House Shopping 101: Sorry Sump Saga
by Keith Tripp, April 2018
This photo is one of two sumps I have found this year with no in-feed pipe. It’s a reminder that nobody is checking these sump installations (except me!). There is nothing good about the renaissance of sumps in new construction. They exist because they are a money-saver for the builder, and will remain as a nuisance item in the house forever. In the Oakville, Ontario sump system in the photo, there was no in-feed pipe, and the basin is a perforated one. A solid basin is required for foundation drainage applications. The basin is full of mud, my spatula is standing up in it. The water and mud have entered through the perforations in the basin. Just one of the reasons that a perforated basin is the wrong choice for a foundation drainage application. The question is where is the water collected by the foundation drainage system going? Perhaps it is creating a flow of water under the footings or basement slab that could lead to erosion?

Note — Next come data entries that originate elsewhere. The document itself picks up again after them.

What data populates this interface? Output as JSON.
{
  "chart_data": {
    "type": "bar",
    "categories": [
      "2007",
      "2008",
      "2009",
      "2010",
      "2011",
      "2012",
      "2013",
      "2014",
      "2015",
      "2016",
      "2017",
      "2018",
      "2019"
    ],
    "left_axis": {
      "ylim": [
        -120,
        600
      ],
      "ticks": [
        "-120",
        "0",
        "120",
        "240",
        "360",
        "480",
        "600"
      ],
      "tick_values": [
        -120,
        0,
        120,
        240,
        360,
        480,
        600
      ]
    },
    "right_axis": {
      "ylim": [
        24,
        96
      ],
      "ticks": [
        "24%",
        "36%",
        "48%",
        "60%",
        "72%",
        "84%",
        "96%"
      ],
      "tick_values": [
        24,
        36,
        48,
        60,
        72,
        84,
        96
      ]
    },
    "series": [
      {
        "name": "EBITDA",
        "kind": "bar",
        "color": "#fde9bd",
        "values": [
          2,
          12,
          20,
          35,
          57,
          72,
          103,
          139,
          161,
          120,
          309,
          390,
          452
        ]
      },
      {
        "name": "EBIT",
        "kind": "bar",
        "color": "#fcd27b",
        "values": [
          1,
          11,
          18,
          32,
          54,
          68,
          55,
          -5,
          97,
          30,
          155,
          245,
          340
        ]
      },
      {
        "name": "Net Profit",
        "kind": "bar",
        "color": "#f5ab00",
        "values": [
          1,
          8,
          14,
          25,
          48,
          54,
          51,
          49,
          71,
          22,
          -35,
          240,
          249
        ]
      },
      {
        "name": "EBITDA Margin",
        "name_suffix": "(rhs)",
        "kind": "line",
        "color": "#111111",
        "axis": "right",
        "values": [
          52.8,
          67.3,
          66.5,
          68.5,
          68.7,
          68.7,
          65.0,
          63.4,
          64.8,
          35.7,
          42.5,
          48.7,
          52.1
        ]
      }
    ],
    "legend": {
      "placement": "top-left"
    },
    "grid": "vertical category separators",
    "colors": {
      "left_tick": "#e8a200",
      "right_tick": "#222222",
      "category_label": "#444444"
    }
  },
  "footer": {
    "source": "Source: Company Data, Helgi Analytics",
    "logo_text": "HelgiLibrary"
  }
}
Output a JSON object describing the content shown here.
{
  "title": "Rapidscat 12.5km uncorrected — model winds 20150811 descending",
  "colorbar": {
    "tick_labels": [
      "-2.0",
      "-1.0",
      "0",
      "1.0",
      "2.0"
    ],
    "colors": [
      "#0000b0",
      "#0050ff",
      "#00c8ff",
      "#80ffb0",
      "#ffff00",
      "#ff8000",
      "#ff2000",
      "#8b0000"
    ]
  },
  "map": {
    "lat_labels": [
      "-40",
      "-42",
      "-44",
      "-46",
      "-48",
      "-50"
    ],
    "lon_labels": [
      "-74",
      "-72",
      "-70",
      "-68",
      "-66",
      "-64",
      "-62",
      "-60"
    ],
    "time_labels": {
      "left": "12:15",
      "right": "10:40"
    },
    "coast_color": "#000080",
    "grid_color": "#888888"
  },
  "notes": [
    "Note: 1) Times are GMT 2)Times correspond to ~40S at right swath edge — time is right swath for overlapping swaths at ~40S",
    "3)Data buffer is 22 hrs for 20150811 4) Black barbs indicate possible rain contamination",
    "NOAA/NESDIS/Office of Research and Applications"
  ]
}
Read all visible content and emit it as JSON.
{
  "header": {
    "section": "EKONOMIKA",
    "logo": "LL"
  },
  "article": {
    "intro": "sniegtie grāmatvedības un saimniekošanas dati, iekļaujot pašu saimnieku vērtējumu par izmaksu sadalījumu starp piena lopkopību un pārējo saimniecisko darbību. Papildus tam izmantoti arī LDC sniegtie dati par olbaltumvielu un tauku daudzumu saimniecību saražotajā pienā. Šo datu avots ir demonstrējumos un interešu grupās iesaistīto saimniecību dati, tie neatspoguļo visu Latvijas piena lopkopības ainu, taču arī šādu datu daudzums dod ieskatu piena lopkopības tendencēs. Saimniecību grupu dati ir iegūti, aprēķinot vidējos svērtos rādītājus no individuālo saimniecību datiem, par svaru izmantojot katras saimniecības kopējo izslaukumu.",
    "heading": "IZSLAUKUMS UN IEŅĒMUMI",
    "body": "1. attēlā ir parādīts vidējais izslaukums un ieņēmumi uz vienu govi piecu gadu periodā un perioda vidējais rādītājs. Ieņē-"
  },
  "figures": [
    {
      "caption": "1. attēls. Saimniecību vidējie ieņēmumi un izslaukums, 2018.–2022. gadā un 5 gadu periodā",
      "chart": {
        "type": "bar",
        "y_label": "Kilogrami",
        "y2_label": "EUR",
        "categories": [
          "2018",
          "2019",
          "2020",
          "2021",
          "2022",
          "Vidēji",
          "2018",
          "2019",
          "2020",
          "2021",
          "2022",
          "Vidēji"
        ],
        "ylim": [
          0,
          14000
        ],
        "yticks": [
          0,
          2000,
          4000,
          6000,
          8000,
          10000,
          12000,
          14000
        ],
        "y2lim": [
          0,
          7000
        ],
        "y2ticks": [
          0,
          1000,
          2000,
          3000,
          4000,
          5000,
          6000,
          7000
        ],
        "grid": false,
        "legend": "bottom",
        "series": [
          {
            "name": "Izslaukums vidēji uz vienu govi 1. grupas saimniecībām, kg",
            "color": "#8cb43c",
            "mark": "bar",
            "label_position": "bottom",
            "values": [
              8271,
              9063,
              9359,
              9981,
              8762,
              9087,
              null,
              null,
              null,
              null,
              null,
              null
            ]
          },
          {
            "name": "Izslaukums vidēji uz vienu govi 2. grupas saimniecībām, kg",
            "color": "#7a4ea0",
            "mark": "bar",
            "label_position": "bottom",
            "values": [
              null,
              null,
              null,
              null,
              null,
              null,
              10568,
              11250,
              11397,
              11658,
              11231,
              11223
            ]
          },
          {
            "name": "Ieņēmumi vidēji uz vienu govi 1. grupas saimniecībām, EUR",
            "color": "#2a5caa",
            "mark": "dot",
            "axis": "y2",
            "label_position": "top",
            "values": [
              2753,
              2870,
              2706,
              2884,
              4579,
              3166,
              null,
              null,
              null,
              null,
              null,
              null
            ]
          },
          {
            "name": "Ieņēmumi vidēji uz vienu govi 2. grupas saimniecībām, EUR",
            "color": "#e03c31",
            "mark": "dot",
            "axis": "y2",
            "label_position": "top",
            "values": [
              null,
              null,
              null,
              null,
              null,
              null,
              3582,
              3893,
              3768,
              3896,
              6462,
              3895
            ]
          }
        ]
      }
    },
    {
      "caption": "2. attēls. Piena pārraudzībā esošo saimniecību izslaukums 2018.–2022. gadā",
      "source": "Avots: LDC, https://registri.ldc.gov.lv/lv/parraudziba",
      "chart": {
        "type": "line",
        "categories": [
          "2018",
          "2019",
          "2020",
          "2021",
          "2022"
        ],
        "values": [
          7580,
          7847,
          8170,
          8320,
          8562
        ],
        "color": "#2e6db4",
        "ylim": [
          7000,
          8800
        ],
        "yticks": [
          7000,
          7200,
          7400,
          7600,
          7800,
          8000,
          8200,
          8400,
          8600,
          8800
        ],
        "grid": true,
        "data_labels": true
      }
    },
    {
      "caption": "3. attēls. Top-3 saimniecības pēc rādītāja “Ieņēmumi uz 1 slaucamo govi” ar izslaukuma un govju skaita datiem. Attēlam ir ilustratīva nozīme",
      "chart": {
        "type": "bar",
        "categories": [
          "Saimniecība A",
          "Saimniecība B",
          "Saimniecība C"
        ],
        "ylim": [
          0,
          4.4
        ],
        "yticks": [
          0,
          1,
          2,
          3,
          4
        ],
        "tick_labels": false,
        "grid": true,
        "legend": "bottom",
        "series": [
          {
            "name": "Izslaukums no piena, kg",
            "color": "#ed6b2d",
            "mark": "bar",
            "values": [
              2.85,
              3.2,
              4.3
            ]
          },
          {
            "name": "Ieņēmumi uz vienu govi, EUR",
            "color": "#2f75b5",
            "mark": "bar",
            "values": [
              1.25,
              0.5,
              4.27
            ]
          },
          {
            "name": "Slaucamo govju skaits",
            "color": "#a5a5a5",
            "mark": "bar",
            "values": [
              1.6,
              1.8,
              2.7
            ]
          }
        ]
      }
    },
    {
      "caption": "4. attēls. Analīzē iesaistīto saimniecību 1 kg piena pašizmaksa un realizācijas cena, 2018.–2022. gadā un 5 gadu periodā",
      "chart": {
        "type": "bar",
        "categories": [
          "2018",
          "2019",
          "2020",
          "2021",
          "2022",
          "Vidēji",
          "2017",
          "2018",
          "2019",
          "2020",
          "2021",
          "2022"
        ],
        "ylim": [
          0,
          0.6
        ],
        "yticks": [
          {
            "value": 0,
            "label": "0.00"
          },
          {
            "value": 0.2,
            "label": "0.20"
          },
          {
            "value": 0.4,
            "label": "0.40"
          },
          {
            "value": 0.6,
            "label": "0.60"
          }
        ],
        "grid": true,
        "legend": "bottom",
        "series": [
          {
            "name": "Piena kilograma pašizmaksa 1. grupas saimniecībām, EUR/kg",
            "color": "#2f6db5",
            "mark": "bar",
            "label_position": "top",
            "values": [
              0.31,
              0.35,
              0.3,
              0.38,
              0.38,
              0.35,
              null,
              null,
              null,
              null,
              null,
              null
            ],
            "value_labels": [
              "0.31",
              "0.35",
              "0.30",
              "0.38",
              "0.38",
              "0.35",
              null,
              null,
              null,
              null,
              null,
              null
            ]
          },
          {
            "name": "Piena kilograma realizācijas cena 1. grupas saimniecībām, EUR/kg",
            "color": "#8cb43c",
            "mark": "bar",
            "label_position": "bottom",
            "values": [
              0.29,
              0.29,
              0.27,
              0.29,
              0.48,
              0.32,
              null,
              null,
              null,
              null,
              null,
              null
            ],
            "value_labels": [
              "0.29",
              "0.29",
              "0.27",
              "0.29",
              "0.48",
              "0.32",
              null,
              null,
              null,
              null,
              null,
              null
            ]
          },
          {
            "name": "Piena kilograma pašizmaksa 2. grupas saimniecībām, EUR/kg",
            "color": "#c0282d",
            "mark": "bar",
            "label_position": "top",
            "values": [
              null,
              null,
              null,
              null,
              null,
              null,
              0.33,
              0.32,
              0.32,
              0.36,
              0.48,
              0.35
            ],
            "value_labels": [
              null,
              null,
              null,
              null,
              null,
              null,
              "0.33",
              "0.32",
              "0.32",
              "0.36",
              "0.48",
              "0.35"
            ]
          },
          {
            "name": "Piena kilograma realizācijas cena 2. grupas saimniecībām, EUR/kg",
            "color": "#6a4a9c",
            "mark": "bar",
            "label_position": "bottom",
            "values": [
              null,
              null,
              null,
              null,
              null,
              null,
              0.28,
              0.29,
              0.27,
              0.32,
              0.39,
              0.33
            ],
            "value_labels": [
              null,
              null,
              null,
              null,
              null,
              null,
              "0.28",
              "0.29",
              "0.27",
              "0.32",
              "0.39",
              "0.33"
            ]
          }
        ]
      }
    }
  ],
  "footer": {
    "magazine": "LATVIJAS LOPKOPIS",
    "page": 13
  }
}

This sump in Georgetown, Ontario is nice and clean, but equally useless as the Oakville sump above because there is no in-feed pipe.This is a solid basin, which is a good start, but it is actually two basins joined together. One basin has been cut and used as an extension. At the joint between the basins leakage will occur. The question remains, for the first year at this house, where has the foundation drainage water been flowing to?
Sump systems are coming back because they are a cheap alternative for the builder. If you have choice, check if the house has sump system in the plan. Avoid having a sump if possible, or be prepared to pay money after you take possession to upgrade to a good quality sump system.